The California-based company said it expects revenue of $560 million (€499 million) to $620 million (€533 million) for 2022, compared with estimates of $637.3 million (€568.4 million), according to Refinitiv IBES data.

Sales to U.S. grocers, convenience stores and other retailers declined 19.5% in the fourth quarter ended December 31.

Rivals including Tyson Foods and Kellogg recently entered the fray with big discounts to get more people to trial their products.

Plant-Based Meat Sales

U.S. retail sales in the plant-based meat category fell 0.4% last year compared to 45% growth in 2020, Beyond Meat Chief Executive Officer Ethan Brown said during an earnings call.


"We experienced intense increased competition during the period when the size of the prize did not expand," he said.

Those remarks echoed comments made by rival Maple Leaf Foods Inc, parent of Lightlife Foods, earlier on Thursday.

Maple Leaf Chief Operating Officer Curtis Frank said during an earnings call that many consumers tried plant-based proteins early on but did not repeat purchases. Read full story

Share Price

Beyond Meat posted a larger than expected loss of $1.27 per share in the fourth quarter, versus estimates for a loss of 71 cents, as it spent heavily on marketing and incurred high manufacturing costs due to supply chain disruptions.

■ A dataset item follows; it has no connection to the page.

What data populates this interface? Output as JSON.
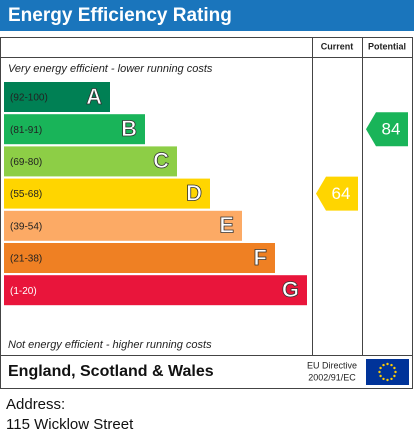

Net revenue was $100.7 million (€89.8 million) in the quarter, compared with $101.9 million (€90.1 million) a year earlier. Analysts polled by Refinitiv had expected $101.4 million.

Brown said growth should resume this year, in part as Beyond Meat executes on partnerships with McDonald's Corp and KFC and launches a new product line with PepsiCo Inc in coming weeks.

"As we begin 2022, we are pleased with the progress we are making against our long-term strategy, such as the number of tests and core menu placements recently announced by our global QSR partners," he said.

"Though we will continue to invest during 2022, we expect to substantially moderate the growth of our operating expenses as we leverage the building blocks we now have in place to serve our customers, consumers, and markets — bringing forward our exciting and expansive future one delicious serving at a time."